La Bretagne est en ébullition. Elle proteste contre l’écotaxe et contre la fermeture de l’abattoir GAD de Lampaul-Guimiliau. Sur les barrages routiers, flotte le Gwenn ha Du, blanc et noir, qui s’est, imposé comme le drapeau de la Bretagne. Les manifestants portent des bonnets rouges, comme les révoltés contre les impôts de Louis XIV, en 1675. Au même moment où la région s’enflamme, clamant fort son identité, on assiste, à un regain de passion pour la culture traditionnelle. Au Quartz de Brest, scène nationale, on peut assister à la rencontre du joueur de cornemuse Erwan Keravec et de Michaël Phelippeau, chorégraphe danseur et photographe. Quant au théâtre de Morlaix, il propose un spectacle de Jean Lambert-Wild avec le chanteur Yann Fanch Kemener, alors qu’une salle de Landivisian accueille la compagnie Teatr Piba avec son spectacle pour le jeune public, Al liorzhour, tout cela dans le cadre du festival Tan Miz Du (feu du mois noir, donc de novembre) organisé dans 17 communes par l’association KLT dont le nom évoque les anciens évêchés de Cornouaille, Léon et Tregor. A Saint Paul de Léon justement on a pu récemment assister à une projection de Lann Vraz, film en breton de Soizig Daniellou. Dans le Finistère, vingt établissements Diwan prodiguent un enseignement général en langue bretonne, de la maternelle au lycée, sans préjudice pour la qualité des études puisque, selon un récent classement, le lycée Diwan de Carhaix était classé meilleur lycée de France, avant même le lycée Louis le Grand de Paris.
Cette effervescence devrait donner à réfléchir à ceux qui, au nom de l’indivisibilité de la République, ne cessent, depuis deux siècles, de mal accepter, voire de réprimer, les particularismes culturels qui constituent pourtant, pour la France, une richesse. Malgré le rapport sur les langues de France présenté par Bernard Cerquiglini, en 1999, malgré l’intensité des débats engagés par les premières assises des langues de France, en octobre 2003, malgré la révision constitutionnelle du 23 juillet 2008 qui dispose enfin que "les langues régionales appartiennent au patrimoine de la France" sans pour autant contredire l’article 2 du texte qui proclame que "la langue de la République est le français", la France n’a toujours pas ratifié la charte européenne des langues régionales ou minoritaires de 1992 qu’elle a pourtant signée. Peut-être s’imagine-t-on que la pérennité de la pratique d’une langue propre à un groupe, langue locale comme le francique mosellan ou langue importé par l’effet d’une immigration importante, comme l’arabe, était contraire à la bonne maîtrise du français et des langues étrangères. Il n’en est rien, bien au contraire. En, Moselle, on a assisté au déclin conjoint de la pratique du francique, variante locale de l’allemand, et de l’apprentissage scolaire de l’allemand lui-même, ce qui constitue aujourd’hui une sérieuse entrave à la mobilité professionnelle transfrontalière.

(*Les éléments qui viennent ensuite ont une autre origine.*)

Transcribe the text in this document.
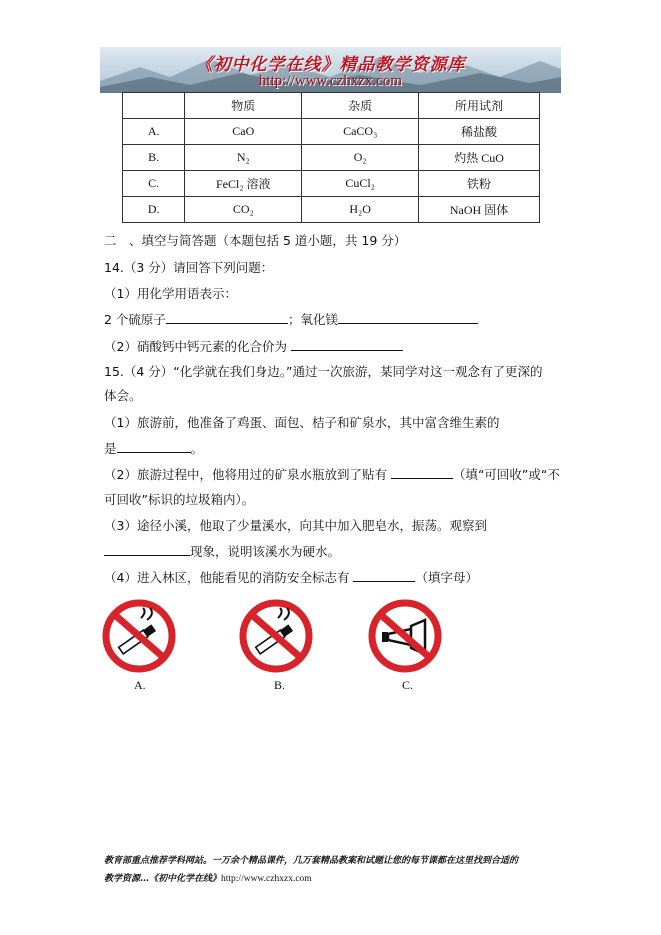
《初中化学在线》精品教学资源库
http://www.czhxzx.com
	物质	杂质	所用试剂
A.	CaO	CaCO₃	稀盐酸
B.	N₂	O₂	灼热 CuO
C.	FeCl₂ 溶液	CuCl₂	铁粉
D.	CO₂	H₂O	NaOH 固体
二　、填空与简答题（本题包括 5 道小题，共 19 分）
14.（3 分）请回答下列问题：
（1）用化学用语表示：
2 个硫原子	；氧化镁
（2）硝酸钙中钙元素的化合价为
15.（4 分）“化学就在我们身边。”通过一次旅游，某同学对这一观念有了更深的
体会。
（1）旅游前，他准备了鸡蛋、面包、桔子和矿泉水，其中富含维生素的
是	。
（2）旅游过程中，他将用过的矿泉水瓶放到了贴有	（填“可回收”或“不
可回收”标识的垃圾箱内）。
（3）途径小溪，他取了少量溪水，向其中加入肥皂水，振荡。观察到
现象，说明该溪水为硬水。
（4）进入林区，他能看见的消防安全标志有	（填字母）
A.	B.	C.
教育部重点推荐学科网站。一万余个精品课件，几万套精品教案和试题让您的每节课都在这里找到合适的
教学资源…《初中化学在线》http://www.czhxzx.com
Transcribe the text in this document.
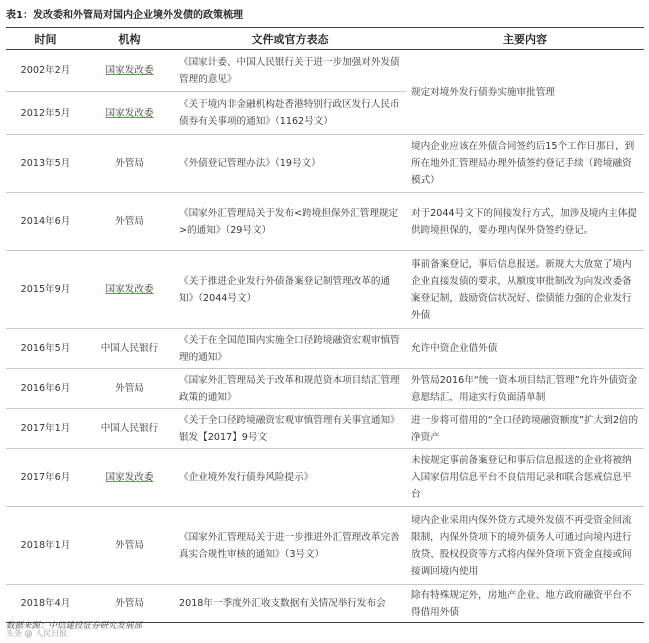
表1：发改委和外管局对国内企业境外发债的政策梳理
时间	机构	文件或官方表态	主要内容
2002年2月	国家发改委	《国家计委、中国人民银行关于进一步加强对外发债管理的意见》	规定对境外发行债券实施审批管理
2012年5月	国家发改委	《关于境内非金融机构赴香港特别行政区发行人民币债券有关事项的通知》（1162号文）	
2013年5月	外管局	《外债登记管理办法》（19号文）	境内企业应该在外债合同签约后15个工作日那日，到所在地外汇管理局办理外债签约登记手续（跨境融资模式）
2014年6月	外管局	《国家外汇管理局关于发布<跨境担保外汇管理规定>的通知》（29号文）	对于2044号文下的间接发行方式，加涉及境内主体提供跨境担保的，要办理内保外贷签约登记。
2015年9月	国家发改委	《关于推进企业发行外债备案登记制管理改革的通知》（2044号文）	事前备案登记，事后信息报送。新规大大放宽了境内企业直接发债的要求，从额度审批制改为向发改委备案登记制，鼓励资信状况好、偿债能力强的企业发行外债
2016年5月	中国人民银行	《关于在全国范围内实施全口径跨境融资宏观审慎管理的通知》	允许中资企业借外债
2016年6月	外管局	《国家外汇管理局关于改革和规范资本项目结汇管理政策的通知》	外管局2016年“统一资本项目结汇管理”允许外债资金意愿结汇，用途实行负面清单制
2017年1月	中国人民银行	《关于全口径跨境融资宏观审慎管理有关事宜通知》银发【2017】9号文	进一步将可借用的“全口径跨境融资额度”扩大到2倍的净资产
2017年6月	国家发改委	《企业境外发行债券风险提示》	未按规定事前备案登记和事后信息报送的企业将被纳入国家信用信息平台不良信用记录和联合惩戒信息平台
2018年1月	外管局	《国家外汇管理局关于进一步推进外汇管理改革完善真实合规性审核的通知》（3号文）	境内企业采用内保外贷方式境外发债不再受资金回流限制，内保外贷项下的境外债务人可通过向境内进行放贷、股权投资等方式将内保外贷项下资金直接或间接调回境内使用
2018年4月	外管局	2018年一季度外汇收支数据有关情况举行发布会	除有特殊规定外，房地产企业、地方政府融资平台不得借用外债
数据来源：中信建投证券研究发展部
头条 @ 人民日报
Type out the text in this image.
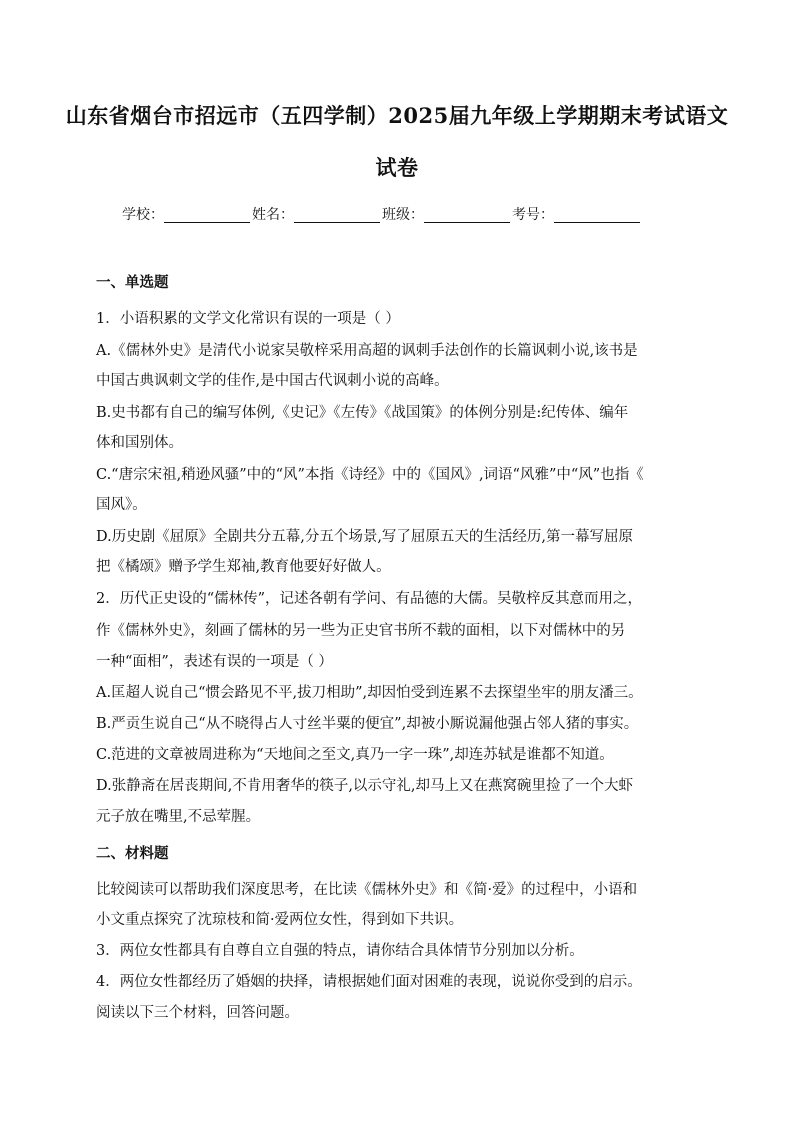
山东省烟台市招远市（五四学制）2025届九年级上学期期末考试语文
试卷
学校：	姓名：	班级：	考号：
一、单选题
1．小语积累的文学文化常识有误的一项是（ ）
A.《儒林外史》是清代小说家吴敬梓采用高超的讽刺手法创作的长篇讽刺小说,该书是
中国古典讽刺文学的佳作,是中国古代讽刺小说的高峰。
B.史书都有自己的编写体例,《史记》《左传》《战国策》的体例分别是:纪传体、编年
体和国别体。
C.“唐宗宋祖,稍逊风骚”中的“风”本指《诗经》中的《国风》,词语“风雅”中“风”也指《
国风》。
D.历史剧《屈原》全剧共分五幕,分五个场景,写了屈原五天的生活经历,第一幕写屈原
把《橘颂》赠予学生郑袖,教育他要好好做人。
2．历代正史设的“儒林传”，记述各朝有学问、有品德的大儒。吴敬梓反其意而用之，
作《儒林外史》，刻画了儒林的另一些为正史官书所不载的面相，以下对儒林中的另
一种“面相”，表述有误的一项是（ ）
A.匡超人说自己“惯会路见不平,拔刀相助”,却因怕受到连累不去探望坐牢的朋友潘三。
B.严贡生说自己“从不晓得占人寸丝半粟的便宜”,却被小厮说漏他强占邻人猪的事实。
C.范进的文章被周进称为“天地间之至文,真乃一字一珠”,却连苏轼是谁都不知道。
D.张静斋在居丧期间,不肯用奢华的筷子,以示守礼,却马上又在燕窝碗里捡了一个大虾
元子放在嘴里,不忌荤腥。
二、材料题
比较阅读可以帮助我们深度思考，在比读《儒林外史》和《简·爱》的过程中，小语和
小文重点探究了沈琼枝和简·爱两位女性，得到如下共识。
3．两位女性都具有自尊自立自强的特点，请你结合具体情节分别加以分析。
4．两位女性都经历了婚姻的抉择，请根据她们面对困难的表现，说说你受到的启示。
阅读以下三个材料，回答问题。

Le problème, c’est que la France est mal à l’aise à l’égard de la diversité, qu’elle soit territoriale, culturelle, linguistique ou religieuse. On voudrait tout le monde pareil, tout en dénonçant, de façon paradoxale la mondialisation et en se faisant promoteur, sur la scène internationale de cette diversité culturelle qu’on aime chez les Bantous et qu’on redoute chez les Catalans. Et si ça changeait ?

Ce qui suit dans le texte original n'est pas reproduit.